The RELIGION AND AMERICAN HISTORY blog welcomes its first contribution by our first contributing editor, John Fea of Messiah College. John is an historian of early American history whose best-known work thus far is a fine piece: "The Way of Improvement Leads Home: Philip Vickers Fithian's Rural Enlightenment." The Journal of American History (September, 2003), 462-490. He's completing a book for the University of Pennsylania Press about Philip Vickers and the Enlightenment in rural America, and is also working on an edited volume entitled Christian Faith and the Historian's Vocation for Notre Dame University Press. John was in the Lilly Fellows Program in Humanities and the Arts from 2000-2002; I'm an alum of the same program, 1993-95. In 2002 he joined the History Department of Messiah College in Grantham, Pennsylvania. John has also been very active in public presentations, op-ed pieces, and speaking engagements, listed here. Most recently we spent an enjoyable weekend together at the Lilly Fellows Program reunion, held in Indianapolis, where John gave a presentation about the relationship of the evangelical scholar to the academy.
John will be sending along contributions as the spirit moves--and I hope it will move often! His first post concerns an issue I took up a few days ago, and that is current discussions of religion and the common good, especially those coming from a possibly (big IF there) renascent evangelical center/left.
7-7-07: Our lucky day!
Religion and the Common Good
I want to thank Paul H. for inviting me to contribute to his blog. I look forward to the conversation.

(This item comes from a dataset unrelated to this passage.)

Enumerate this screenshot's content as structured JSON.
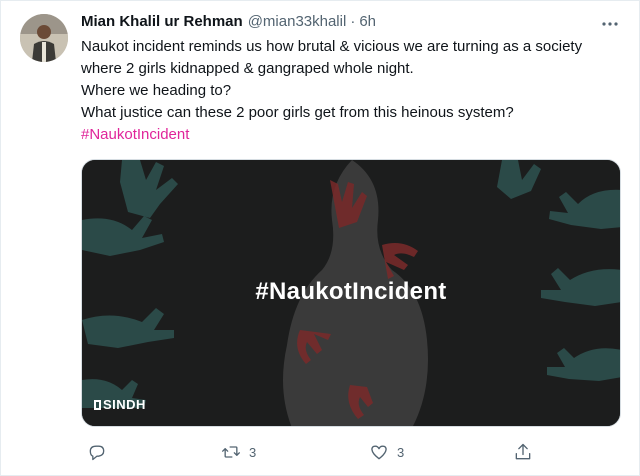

I have noticed of late that the “common good” seems to be making a comeback in American political discourse, especially among Democratic presidential candidates. Edwards, Obama, and Clinton are calling people to sacrifice their interests for the larger national community and they are using religious discourse to do it. This was certainly evident among all three candidates last month at the CNN/Sojourners “Presidential Forum on Faith, Values, and Poverty” and it has been a staple of the Obama campaign ever since he announced he was running.
A few weeks ago I made a modest case in an op-ed piece that the Democrats are tapping into the longstanding relationship between Christianity and civic humanism in American history. They were returning to the “small r” republicanism of the revolutionary era and doing a better job than their Republican rivals of reflecting the Founders’ understanding of the relationship between religion and the citizen’s role in public life.
This idea has been developed in Lew Daly’s excellent essay in the recent Boston Review, “In Search of the Common Good: The Catholic Roots of American Liberalism.” Daly makes a compelling case that New Deal liberalism was the product of Catholic social teaching, particularly the views of Leo XIII as channeled through the Catholic progressivism of Father John Ryan. Catholics of Ryan’s stripe, Daly reminds us, were responsible for bringing immigrant Catholics into Democratic fold, a shift in loyalty that began with the populism of William Jennings Bryan and reached its height, of course, with Franklin D. Roosevelt. His essay is worth a look.
None of the current Democratic frontrunners are Catholic, but it seems that Father Ryan’s understanding of a “common good” rooted in the dignity of workers, a critique of what John Paul II used to call “savage capitalism,” the defense of the family, and the importance of the “moral law” as a check to autonomous individualism just might resonate with values voters in 2008 and provide a much needed theological and intellectual boost to their religious rhetoric.